What's funny is when I looked at my netpay at the beginning of the year and now and the checks are the same. So 50% pre-tax contributions nets me about the same as 30-something percent post-tax. How about that! I think for now the easy choice is just to maximize tax-advantaged accounts first, so this will be fun! 

Other Reflections (ala Frugalwoods style)

Career: I love working from home. I love the light workload I had this year and hope it continues. I love my total compensation. It's amazing. Money is such a big delineator. It's made me more hopeful for next year. The best part about is the work from home, the light workload, and the pay.
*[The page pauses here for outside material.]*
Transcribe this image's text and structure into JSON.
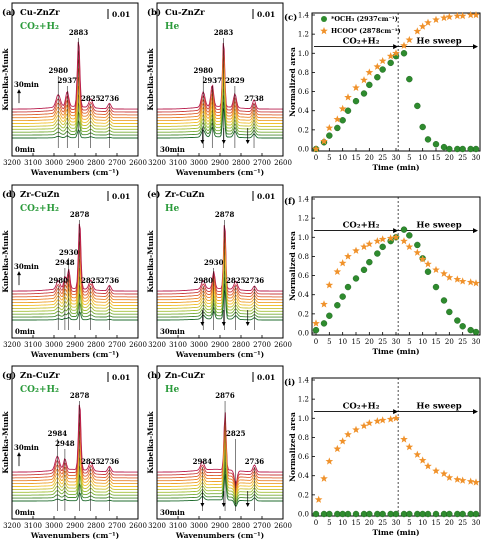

My least favorite: I still don't know what I'm doing a lot of the time; fear that 'real work' will start and I'll lose everything; and working east coast hours when I'm on the west coast in the summer. In ten years, I hope to have reached millionaire status in the next 5 and either enjoying a light workload and a modified version of early retirement or be completely work-free by choice! 
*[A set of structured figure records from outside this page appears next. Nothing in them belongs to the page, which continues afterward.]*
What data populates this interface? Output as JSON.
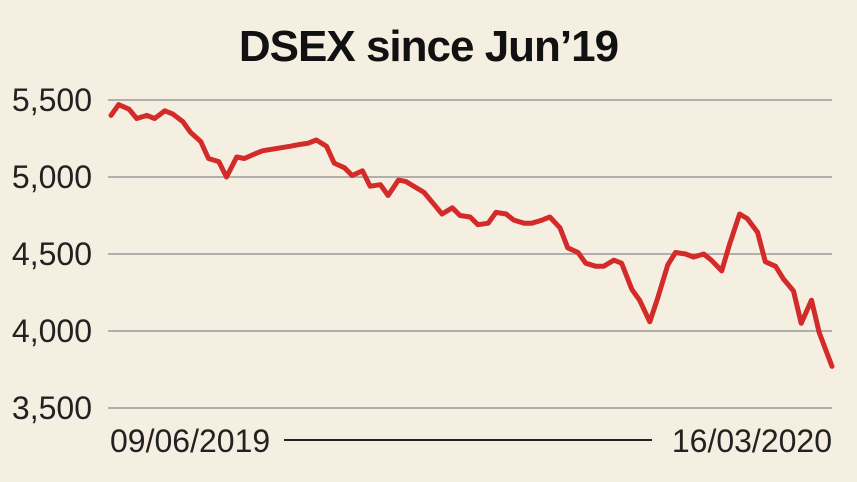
{
  "chart_data": {
    "type": "line",
    "title": "DSEX since Jun’19",
    "xlabel": "",
    "ylabel": "",
    "ylim": [
      3500,
      5500
    ],
    "yticks": [
      {
        "value": 5500,
        "label": "5,500"
      },
      {
        "value": 5000,
        "label": "5,000"
      },
      {
        "value": 4500,
        "label": "4,500"
      },
      {
        "value": 4000,
        "label": "4,000"
      },
      {
        "value": 3500,
        "label": "3,500"
      }
    ],
    "x_start_label": "09/06/2019",
    "x_end_label": "16/03/2020",
    "grid": true,
    "line_color": "#d32a2a",
    "series": [
      {
        "name": "",
        "x": [
          "2019-06-09",
          "2019-06-12",
          "2019-06-16",
          "2019-06-19",
          "2019-06-23",
          "2019-06-26",
          "2019-06-30",
          "2019-07-03",
          "2019-07-07",
          "2019-07-10",
          "2019-07-14",
          "2019-07-17",
          "2019-07-21",
          "2019-07-24",
          "2019-07-28",
          "2019-07-31",
          "2019-08-04",
          "2019-08-07",
          "2019-08-18",
          "2019-08-21",
          "2019-08-25",
          "2019-08-28",
          "2019-09-01",
          "2019-09-04",
          "2019-09-08",
          "2019-09-11",
          "2019-09-15",
          "2019-09-18",
          "2019-09-22",
          "2019-09-25",
          "2019-09-29",
          "2019-10-02",
          "2019-10-06",
          "2019-10-09",
          "2019-10-13",
          "2019-10-16",
          "2019-10-20",
          "2019-10-23",
          "2019-10-27",
          "2019-10-30",
          "2019-11-03",
          "2019-11-06",
          "2019-11-10",
          "2019-11-13",
          "2019-11-17",
          "2019-11-20",
          "2019-11-24",
          "2019-11-27",
          "2019-12-01",
          "2019-12-04",
          "2019-12-08",
          "2019-12-11",
          "2019-12-15",
          "2019-12-18",
          "2019-12-22",
          "2019-12-25",
          "2019-12-29",
          "2020-01-01",
          "2020-01-05",
          "2020-01-08",
          "2020-01-12",
          "2020-01-15",
          "2020-01-19",
          "2020-01-22",
          "2020-01-26",
          "2020-01-29",
          "2020-02-02",
          "2020-02-05",
          "2020-02-09",
          "2020-02-12",
          "2020-02-16",
          "2020-02-19",
          "2020-02-23",
          "2020-02-26",
          "2020-03-01",
          "2020-03-04",
          "2020-03-08",
          "2020-03-11",
          "2020-03-16"
        ],
        "y": [
          5400,
          5470,
          5440,
          5380,
          5400,
          5380,
          5430,
          5410,
          5360,
          5290,
          5230,
          5120,
          5100,
          5000,
          5130,
          5120,
          5150,
          5170,
          5200,
          5210,
          5220,
          5240,
          5200,
          5090,
          5060,
          5010,
          5040,
          4940,
          4950,
          4880,
          4980,
          4970,
          4930,
          4900,
          4820,
          4760,
          4800,
          4750,
          4740,
          4690,
          4700,
          4770,
          4760,
          4720,
          4700,
          4700,
          4720,
          4740,
          4670,
          4540,
          4510,
          4440,
          4420,
          4420,
          4460,
          4440,
          4270,
          4200,
          4060,
          4210,
          4430,
          4510,
          4500,
          4480,
          4500,
          4460,
          4390,
          4560,
          4760,
          4730,
          4640,
          4450,
          4420,
          4340,
          4260,
          4050,
          4200,
          3990,
          3770
        ]
      }
    ]
  }
}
Lifestyle: I love working from home. I love that I can cope with a solo life. I've identified 2 regular players that I can't seem to shake, and I'm finally okay with it. The boundary is to just let them decide how much we should be each in other's life. I can't make any more decisions about that. I am excited to commit to 1 more year of therapy via my pre-paid FSA account. I love that I discovered the magic of professional housecleaning. I can't wait to explore other things I can outsource now that I have disposable income! I love that I get to explore this idea of being a 'summerbird' next year. As my counselor reminded me, my life has a lot of flexibility and I love that! In ten years, I would love to be in a long-term committed relationship, preferably a marriage. But I think I would be okay with long-distance and extended periods of togetherness for a little while. What I don't love is how sedentary I am. I wish I would stretch more, either get physical therapy, or figure out something to make my chronic arm pain and butt pain lessen.  Next year, if the mood strikes, I want to outfit my home office. Now that I'm considering working 5 more years (as opposed to quitting), I am looking into getting an adjustable desk; a more ergonomic desk chair and a comfy couch for the office. 
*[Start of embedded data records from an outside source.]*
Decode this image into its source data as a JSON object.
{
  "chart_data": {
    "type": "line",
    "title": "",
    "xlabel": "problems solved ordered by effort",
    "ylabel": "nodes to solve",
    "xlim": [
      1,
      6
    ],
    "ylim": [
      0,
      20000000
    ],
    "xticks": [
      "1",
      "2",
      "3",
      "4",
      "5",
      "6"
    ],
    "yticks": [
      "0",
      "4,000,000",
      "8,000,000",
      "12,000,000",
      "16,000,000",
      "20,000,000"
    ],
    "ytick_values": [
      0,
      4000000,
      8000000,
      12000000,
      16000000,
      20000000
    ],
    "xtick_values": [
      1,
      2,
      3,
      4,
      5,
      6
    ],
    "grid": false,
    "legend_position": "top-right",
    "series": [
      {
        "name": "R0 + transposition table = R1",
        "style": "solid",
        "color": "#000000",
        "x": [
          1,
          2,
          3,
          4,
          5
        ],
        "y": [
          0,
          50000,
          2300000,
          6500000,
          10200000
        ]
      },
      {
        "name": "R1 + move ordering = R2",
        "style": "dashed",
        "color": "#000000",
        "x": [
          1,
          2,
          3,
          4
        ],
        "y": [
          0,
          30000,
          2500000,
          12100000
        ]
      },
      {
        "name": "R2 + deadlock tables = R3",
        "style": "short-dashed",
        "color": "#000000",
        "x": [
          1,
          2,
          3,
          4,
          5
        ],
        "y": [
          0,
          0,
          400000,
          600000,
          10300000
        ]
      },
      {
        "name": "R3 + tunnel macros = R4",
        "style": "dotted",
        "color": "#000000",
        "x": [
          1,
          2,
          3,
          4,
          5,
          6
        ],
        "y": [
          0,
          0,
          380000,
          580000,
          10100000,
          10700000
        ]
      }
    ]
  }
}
I asked myself what would make living in The House less horrible, and for me it was the pest problem and the maintenance. Orkin and Merry Maids solves some of that. I think as long as my workload stays manageable being able to have this home base will make being able to explore other areas also more manageable and likely. 

Finances: I love where my finances are. I love that I have a default savings goal as I still navigate how to increase my spending and straddle the leanFIREd but still working mode I'm still in. I don't have any high priority plans to look for another/second job or even to climb the ladder at work. I'm fine where I am. I may change when I have new goals. I fear I may be short sighted and not sure whether I should plan for more, but all this future planning just isn't for me anymore. Considering I've been planning to end my life for quite a while now, it's really a dissonant effect to plan for the long-term while also planning to not live long. In ten years I hope to have at least 1.5 million dollars, but mostly I hope to reach a million within the next 5..really 4 if we count this year...really I hope to reach a million by age 42 (stretch goal, this age is when I thought I'd originally reach FIRE500 so how funny would it be to double that!). 

So that's where we are. I think for my own amusement, I'm going to change my payroll contributions to 50% for my 401k for December. How fun!